Une offre insuffisante, des solutions limitées
Alors que la demande de logement explose dans les zones touristiques, l’offre reste extrêmement réduite. Ni les foyers de jeunes travailleurs ni les internats ne sont adaptés. Le récent dispositif de dégrèvement fiscal pour les propriétaires hébergeant des saisonniers est encore trop peu utilisé.
Certains employeurs investissent dans des logements privés. D’autres expérimentent l’habitat léger provisoire (mobil-homes, camping réglementé). Des initiatives prometteuses, mais loin d’être généralisées.

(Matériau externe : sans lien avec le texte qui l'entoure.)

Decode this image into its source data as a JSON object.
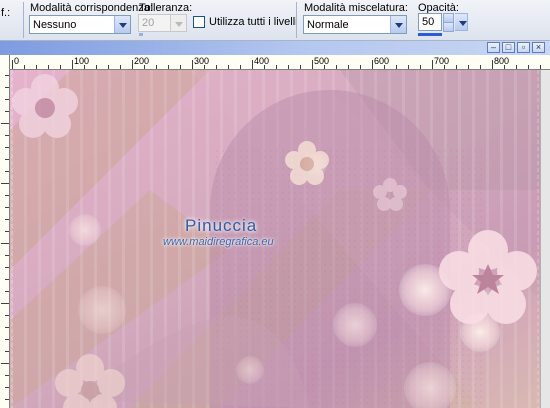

Pragmatisme et bonnes pratiques à valoriser
Face à la complexité du problème, la Cour des comptes recommande une approche pragmatique et territorialisée. Des solutions de transport entre logement éloigné et lieu de travail pourraient élargir l’offre, mais restent marginales. La disparition des maisons des saisonniers a aussi fragilisé le partage d’expériences locales réussies.
Sept recommandations prioritaires
La Cour formule sept propositions clés, parmi lesquelles :
- Intégrer le logement des saisonniers dans la compétence « habitat » des intercommunalités,
- Réactiver le réseau des maisons des saisonniers,
- Étendre les régimes dérogatoires pour les logements temporaires,
- Mieux utiliser les outils d’urbanisme locaux (PLU, SCOT, PLH),
- Et relancer des dispositifs de mobilité de proximité, notamment via des « licences de petite remise ».
Un enjeu stratégique pour la France
Au-delà du seul hébergement, c’est la qualité de vie et la fidélisation de milliers de travailleurs qui est en jeu. Et avec elle, la résilience des secteurs touristiques et agricoles, dans un contexte de changement climatique et de transformation des métiers.
La Cour des comptes appelle donc à une mobilisation urgente et coordonnée des pouvoirs publics, des collectivités et des employeurs. Le logement des saisonniers n’est pas un détail logistique : c’est un levier essentiel de souveraineté économique.